Rational Design of Hierarchical TiO 2 /Epitaxially Aligned MoS 2 –Carbon Coupled Interface Nanosheets Core/Shell Architecture for Ultrastable Sodium‐Ion and Lithium–Sulfur Batteries

The development of electrode materials with superior cycling stability is currently receiving intensive research for next‐generation portable electronic equipment. Herein, a novel 3D hierarchical architecture composed of TiO 2 /epitaxially aligned MoS 2 –carbon coupled interface nanosheets is reported for boosting sodium‐ion storage and lithium–sulfur batteries, in which the MoS 2 nanosheets are epitaxially aligned grown on the surface of carbon nanosheets through a simple calculation conversion process.
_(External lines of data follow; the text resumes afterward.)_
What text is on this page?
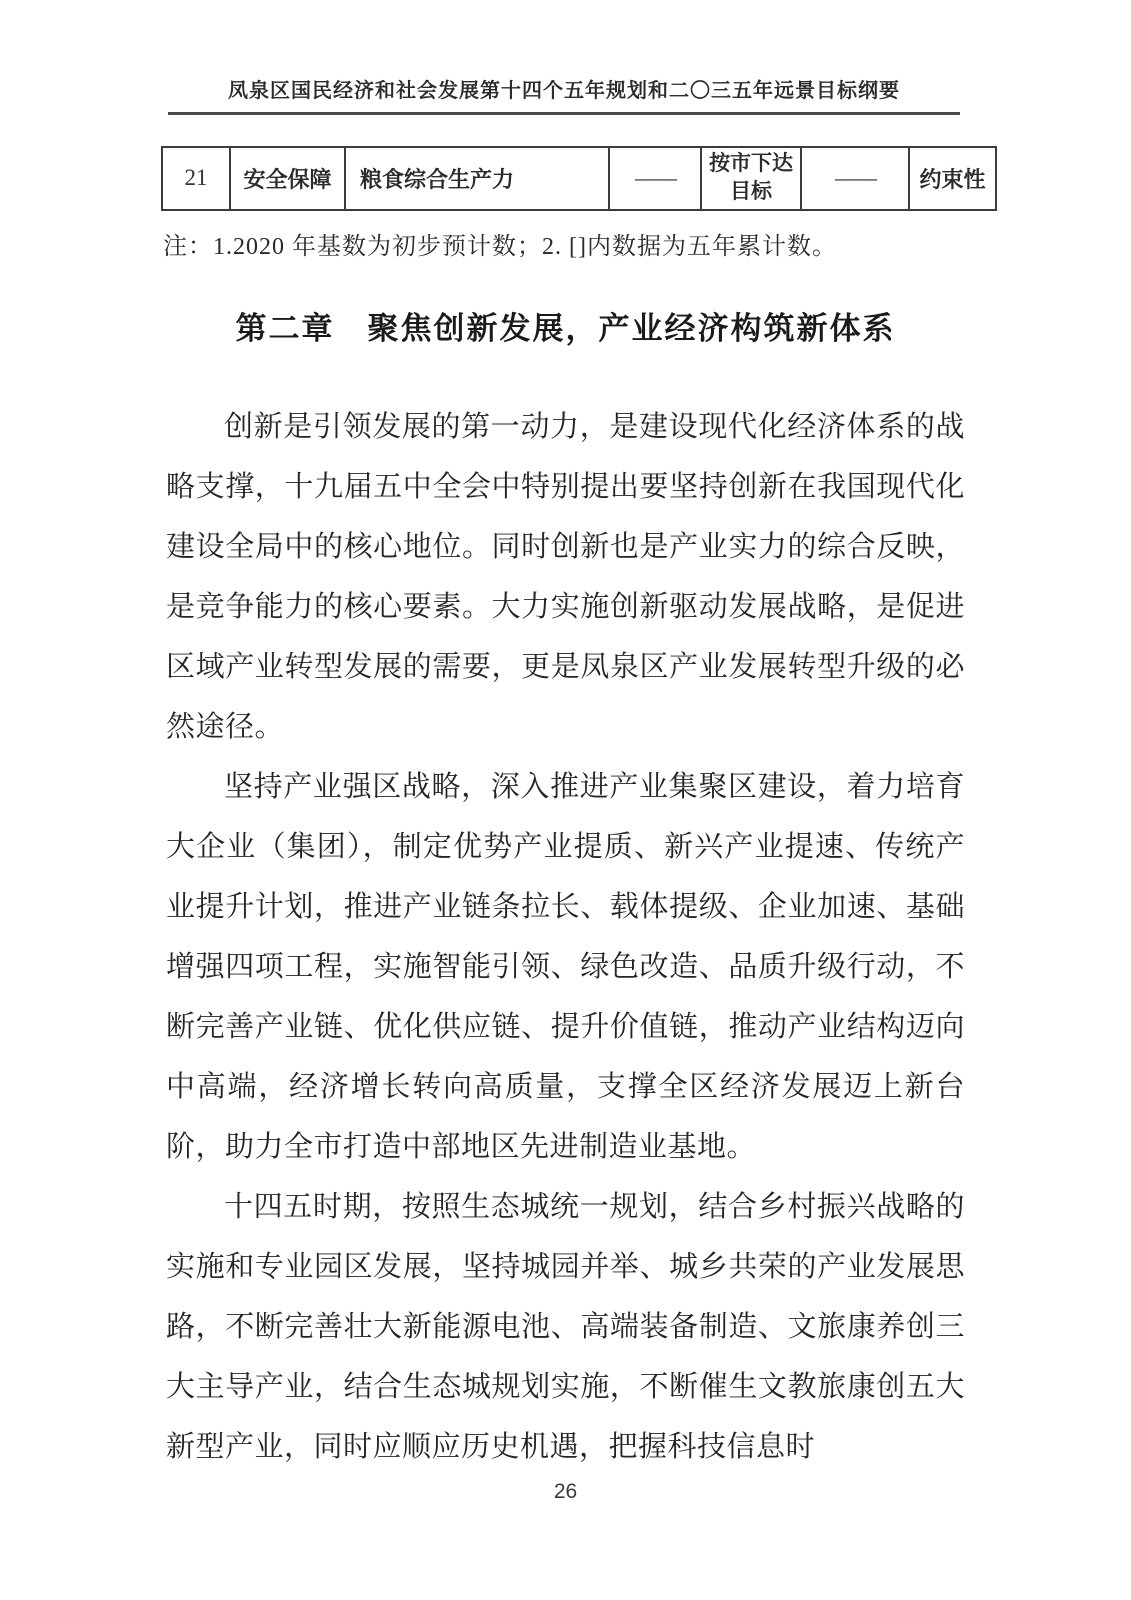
凤泉区国民经济和社会发展第十四个五年规划和二〇三五年远景目标纲要
21	安全保障	粮食综合生产力	——	按市下达目标	——	约束性
注：1.2020 年基数为初步预计数；2. []内数据为五年累计数。
第二章　聚焦创新发展，产业经济构筑新体系

创新是引领发展的第一动力，是建设现代化经济体系的战略支撑，十九届五中全会中特别提出要坚持创新在我国现代化建设全局中的核心地位。同时创新也是产业实力的综合反映，是竞争能力的核心要素。大力实施创新驱动发展战略，是促进区域产业转型发展的需要，更是凤泉区产业发展转型升级的必然途径。

坚持产业强区战略，深入推进产业集聚区建设，着力培育大企业（集团），制定优势产业提质、新兴产业提速、传统产业提升计划，推进产业链条拉长、载体提级、企业加速、基础增强四项工程，实施智能引领、绿色改造、品质升级行动，不断完善产业链、优化供应链、提升价值链，推动产业结构迈向中高端，经济增长转向高质量，支撑全区经济发展迈上新台阶，助力全市打造中部地区先进制造业基地。

十四五时期，按照生态城统一规划，结合乡村振兴战略的实施和专业园区发展，坚持城园并举、城乡共荣的产业发展思路，不断完善壮大新能源电池、高端装备制造、文旅康养创三大主导产业，结合生态城规划实施，不断催生文教旅康创五大新型产业，同时应顺应历史机遇，把握科技信息时

26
The resulting hybrid demonstrates ultralong‐life performance for sodium‐ion storage and lithium–sulfur batteries, owing to synergistic effects among the stable TiO 2 nanowires, the high‐conductivity carbon nanosheets, and the vertical MoS 2 nanostructure. Even at a high current density of 8 A g −1 , the capacity can be maintained at 169 mA h g −1 after 15 000 cycles, one of the highest values for TiO 2 ‐based electrodes. Moreover, such peculiar sheet‐on‐sheet structure also brings benefits for lithium–sulfur batteries, providing an effective physical shield against polysulfide shuttling and chemical adsorption of polysulfides, with a low fading rate (0.039% per cycle over 1500 cycles). The present work highlights that this rationally designed hybrid nanoarchitecture is an effective strategy to boost the stability of electrochemical energy storage.